The BAFFR-associated signaling is required for expression of the B cell co-receptor complex components CD21 and CD23 (14;15). Tnfrsf13c-deficient (Tnfrsf13c^-/-) mice showed reduce surface expression of CD21 and CD23 on mature B cells (15). Tnfrsf13c^-/- mice exhibited defects in B cell development and survival (16;17). Tnfrsf13c^-/- mice showed reduced numbers of late transitional B cells, follicular B cells, and marginal zone B cells (15). The Tnfrsf13c^-/- mice exhibited reduced antigen-specific antibody responses, but formed spontaneous germinal centers in mesenteric lymph nodes (15). The Tnfrsf13c^-/- mice also showed reduced B cell proliferation after LPS, anti-CD40, anti-IgM, and IL4 stimulation as well as reduced anti-NP IgG levels, reduced CD4+ T cell proliferation, and reduced interferon-gamma secretion in a mixed lymphocyte response (18;19). A/WySnj mice have a transposon insertion that replaces the last eight amino acids of BAFFR (16;20). The mutant BAFFR is expressed on the surface of B cells and binds BAFF, but it shows aberrant signaling (10). The A/WySnj mice have CD21- and CD23-expressing follicular and CD21^highCD23^low marginal zone B cells as well as normal IgM serum levels (17;20;21). The A/WySnj mice show normal IgM antibody responses to T-dependent and T-independent antigens, but the IgG responses are diminished (17).
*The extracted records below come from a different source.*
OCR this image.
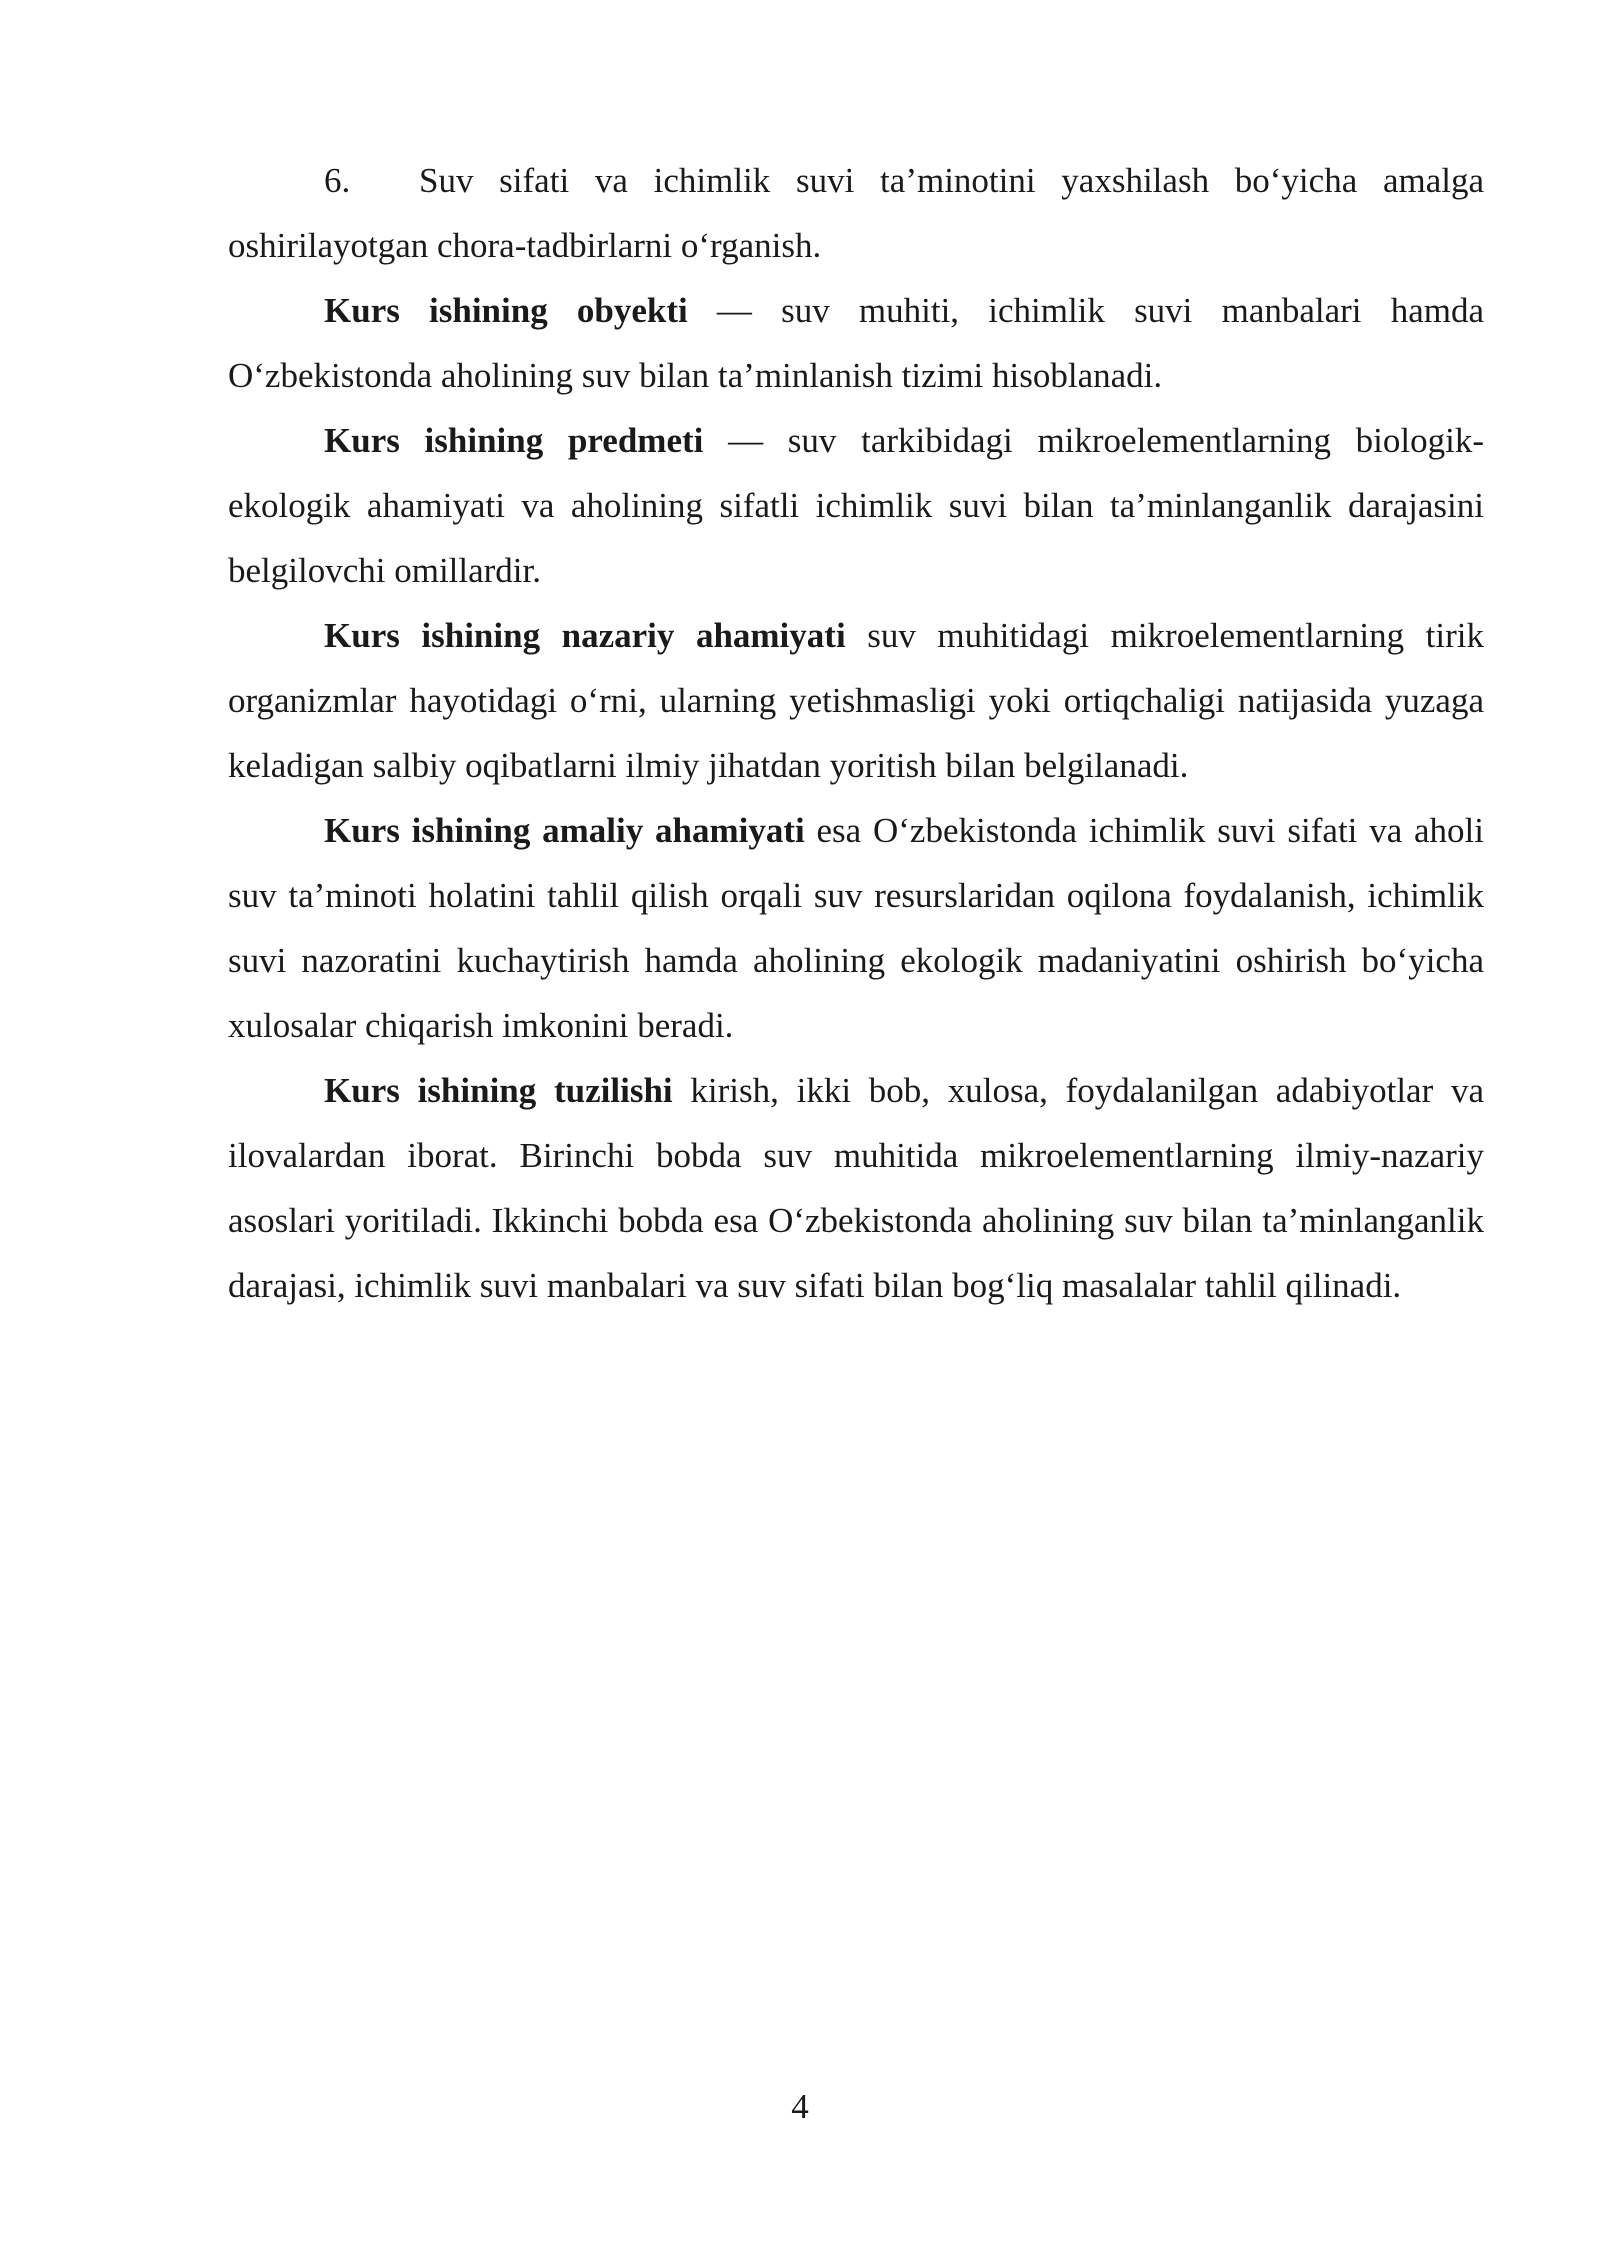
6. Suv sifati va ichimlik suvi ta’minotini yaxshilash bo‘yicha amalga oshirilayotgan chora-tadbirlarni o‘rganish.

Kurs ishining obyekti — suv muhiti, ichimlik suvi manbalari hamda O‘zbekistonda aholining suv bilan ta’minlanish tizimi hisoblanadi.

Kurs ishining predmeti — suv tarkibidagi mikroelementlarning biologik-ekologik ahamiyati va aholining sifatli ichimlik suvi bilan ta’minlanganlik darajasini belgilovchi omillardir.

Kurs ishining nazariy ahamiyati suv muhitidagi mikroelementlarning tirik organizmlar hayotidagi o‘rni, ularning yetishmasligi yoki ortiqchaligi natijasida yuzaga keladigan salbiy oqibatlarni ilmiy jihatdan yoritish bilan belgilanadi.

Kurs ishining amaliy ahamiyati esa O‘zbekistonda ichimlik suvi sifati va aholi suv ta’minoti holatini tahlil qilish orqali suv resurslaridan oqilona foydalanish, ichimlik suvi nazoratini kuchaytirish hamda aholining ekologik madaniyatini oshirish bo‘yicha xulosalar chiqarish imkonini beradi.

Kurs ishining tuzilishi kirish, ikki bob, xulosa, foydalanilgan adabiyotlar va ilovalardan iborat. Birinchi bobda suv muhitida mikroelementlarning ilmiy-nazariy asoslari yoritiladi. Ikkinchi bobda esa O‘zbekistonda aholining suv bilan ta’minlanganlik darajasi, ichimlik suvi manbalari va suv sifati bilan bog‘liq masalalar tahlil qilinadi.

4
The phenotype of the tannin mice indicates loss of BAFFR function and diminished BAFF/BAFFR-associated signaling.

PCR program

1) 94°C 2:00
2) 94°C 0:30
3) 55°C 0:30
4) 72°C 1:00
5) repeat steps (2-4) 40x
6) 72°C 10:00
7) 4°C hold

The following sequence of 649 nucleotides is amplified (chromosome 15, - strand):

1   tcattctaga ctacagggca cacagcccag actcggaact gtcccagctg catgaggcgg
61  cgacatgggc gccaggagac tccgggtccg aagccagagg agccgggaca gctcggtgcc
121 cacccagtgc aatcagaccg agtgcttcga ccctctggtg agaaactgcg tgtcctgtga
181 gctcttccac acgccggaca ctggacatag taagcaaagg catggggata ggcgcgacct
241 gcctgaggta tccagcctac cagcgccgca tgctcctctg ctgaccctgg agccaatggt
301 ctcccacatc cctcactgtt agtctctccc tcccccctcc ccatctctct ttccctcctc
361 ctccccctcc ccctcccccg tccctctccg tctccccctc ccccatccct ttatccccct
421 catccccaca tccccttatc cgctctgcca acagcaagca gcctggagcc tgggacagct
481 ctgcagcctc aggagggctc cgcgctgaga cccgacgtgg cgctgctcgt cggtgccccc
541 gcactcctgg gactgatact ggcgctgacc ctggtgggtc tagtgagtct ggtgagctgg
601 aggtggcgtc aacagctcag gacggcctcc ccagacactt cagaaggag

Primer binding sites are underlined and the sequencing primers are highlighted; the mutated nucleotide is shown in red.